The greatest surprise is that The Master doesn’t really condemn its version of Scientology – it isn’t about exposing either Dodd or The Cause as a colossal fraud or his process as an exercise in abuse. There are ways in which Dodd’s system works for Quell. And that should cause you to reflect on its moment and its geography. Five out of six of Anderson’s films have been set in California. There was the suburban San Fernando Valley in Boogie Nights, Magnolia and Punch-Drunk Love. Then you went back 100 years to California for There Will Be Blood, with Daniel Day-Lewis doing an impersonation of John Huston in Chinatown as oil monster Daniel Plainview. A couple of generations pass, and in The Master we are in California immediately after World War II. This was a crucial time in California generally and Los Angeles in particular (see also Todd Haynes’ recent Mildred Pierce mini-series which is set in suburban Los Angeles in the 1930s). These films are about California and its promise and mythology as much as they are about the people in them. Scientology could only have happened as it did in California. You could say the same thing about Hollywood.

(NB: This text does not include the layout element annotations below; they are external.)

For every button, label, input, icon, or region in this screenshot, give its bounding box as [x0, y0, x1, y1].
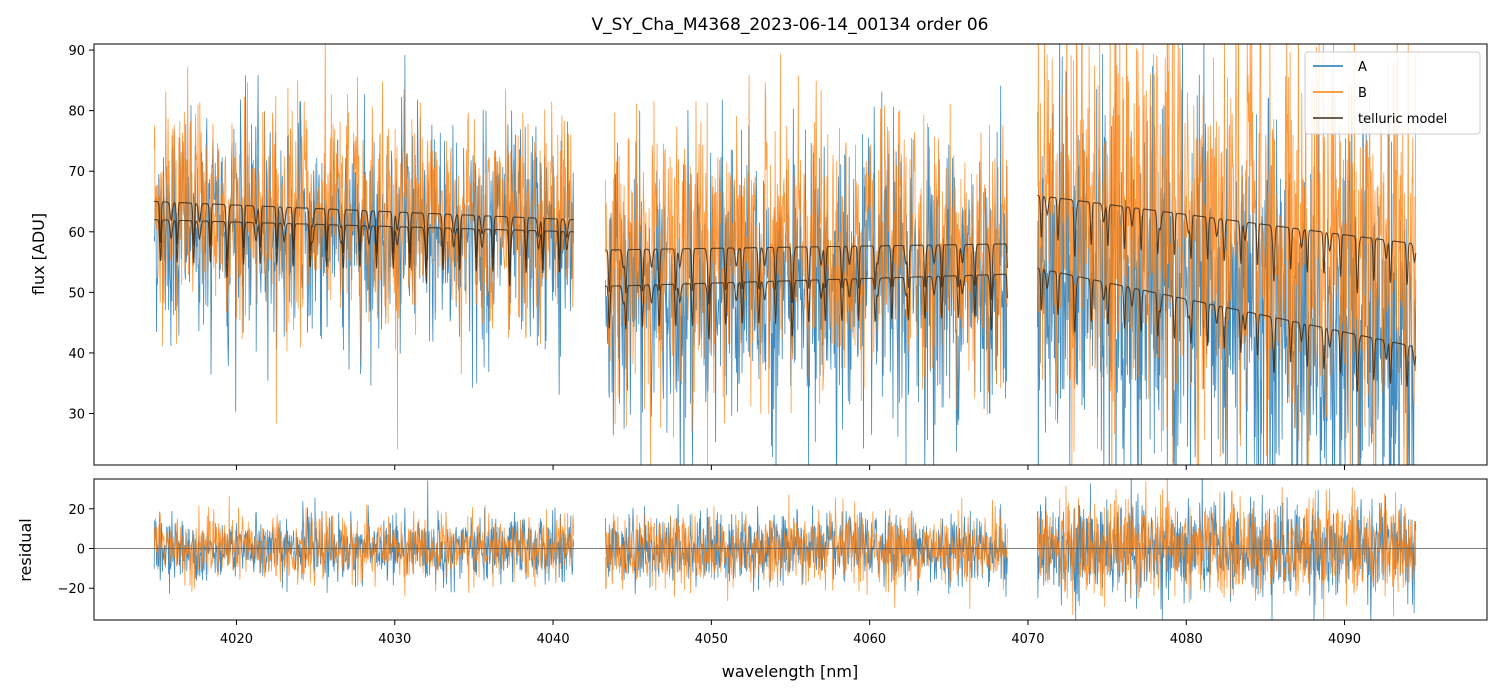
bottom-x-tick-label: 4020 — [220, 632, 253, 647]
bottom-y-tick-label: −20 — [58, 582, 85, 597]
series-b-segment-2 — [604, 53, 1008, 465]
bottom-y-tick-label: 20 — [68, 503, 85, 518]
bottom-y-tick-label: 0 — [77, 543, 85, 558]
top-plot-area — [153, 44, 1417, 465]
top-y-tick-label: 30 — [68, 408, 85, 423]
bottom-x-tick-label: 4030 — [378, 632, 411, 647]
chart-title: V_SY_Cha_M4368_2023-06-14_00134 order 06 — [592, 15, 989, 35]
top-y-axis: 30 40 50 60 70 80 90 — [68, 44, 94, 423]
telluric-model-b-segment-3 — [1037, 194, 1417, 294]
bottom-x-tick-label: 4090 — [1328, 632, 1361, 647]
bottom-x-tick-label: 4080 — [1170, 632, 1203, 647]
top-y-tick-label: 70 — [68, 165, 85, 180]
bottom-plot-area — [94, 479, 1487, 620]
series-b-segment-3 — [1037, 44, 1417, 465]
x-axis-label: wavelength [nm] — [722, 662, 859, 681]
bottom-x-tick-label: 4070 — [1011, 632, 1044, 647]
bottom-x-tick-label: 4060 — [853, 632, 886, 647]
top-frame — [93, 43, 1488, 466]
top-x-axis — [235, 465, 1346, 470]
top-y-tick-label: 60 — [68, 226, 85, 241]
residual-b-segment-3 — [1037, 479, 1417, 619]
residual-b-segment-1 — [153, 495, 574, 597]
legend-label-b: B — [1358, 86, 1367, 101]
legend-label-a: A — [1358, 60, 1367, 75]
bottom-y-axis: −20 0 20 — [58, 503, 94, 597]
legend-box — [1304, 51, 1481, 135]
bottom-x-tick-label: 4050 — [695, 632, 728, 647]
telluric-model-b-segment-1 — [154, 200, 574, 274]
series-b-segment-1 — [153, 44, 574, 450]
residual-b-segment-2 — [604, 494, 1008, 610]
telluric-model-b-segment-2 — [605, 243, 1008, 305]
bottom-x-axis: 4020 4030 4040 4050 4060 4070 4080 4090 — [220, 620, 1361, 647]
top-panel: 30 40 50 60 70 80 90 flux [ADU] A B telluric m… — [29, 43, 1488, 470]
bottom-x-tick-label: 4040 — [537, 632, 570, 647]
legend: A B telluric model — [1304, 51, 1481, 135]
top-y-tick-label: 80 — [68, 105, 85, 120]
top-y-tick-label: 40 — [68, 347, 85, 362]
top-y-tick-label: 50 — [68, 286, 85, 301]
telluric-model-a-segment-3 — [1037, 267, 1417, 392]
top-y-axis-label: flux [ADU] — [29, 213, 48, 295]
bottom-y-axis-label: residual — [16, 518, 35, 581]
telluric-model-a-segment-1 — [154, 219, 574, 287]
telluric-model-a-segment-2 — [605, 273, 1008, 340]
legend-label-telluric: telluric model — [1358, 112, 1447, 127]
top-y-tick-label: 90 — [68, 44, 85, 59]
bottom-frame — [93, 478, 1488, 621]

It isn’t just proximity that has made Scientology a big thing for actors. There is a way in which Scientology’s auditing is itself a version of an acting class – your self is just a persona, a character, a mask. Dig deeper. Go back 75 million years. Its exercises are about power over others, and the presentation of an impermeable self. Exactly what an actor is looking for. The Master gets into that, the shifts of personality. Hoffman’s performance has suggested Orson Welles in Citizen Kane to some, as though that’s the template for every audience-fooling blowhard. It is easily the best showcase yet for the remarkably raw and direct emotions of Joaquin Phoenix’s acting, even greater than the one Hollywood recognised (Walk the Line). You might even wonder about how this lost or damaged soul follows on from Phoenix’s presentation of himself as a lost or damaged soul in his weirdly misjudged pseudo-doc, I’m Still Here. In any event, I found The Master mesmerising and enigmatic, powerful without ever being obvious.
A quick footnote or two : After splitting with Miramax, the Weinsteins took Tarantino with them to the Weinstein Company. They supported Django Unchained, just as they indulged both parts of Kill Bill, the Grindhouse experiment and the problematic Inglourious Basterds. The good news is they also backed The Master.
The Paul Thomas Anderson film not set in California was his first feature, Hard Eight, a gambling movie set in Nevada, which established the father-son theme that has run through the writer-director’s work since (there, it was Philip Baker Hall and John C Reilly). In 1998, Roadshow Films – believe it or not – brought Anderson to New Zealand for interviews to promote Boogie Nights. He told me that the distributor changed the title of Hard Eight to Sydney for its US theatrical release as they were worried that Hard Eight sounded like a porn film. He was incredulous. Now here he was … well, too many ironies.
Anyway, Hard Eight is a smaller film, less flamboyant than what followed. And if you’re after some other interesting Joaquin Phoenix work, check out his films with James Gray, especially Two Lovers.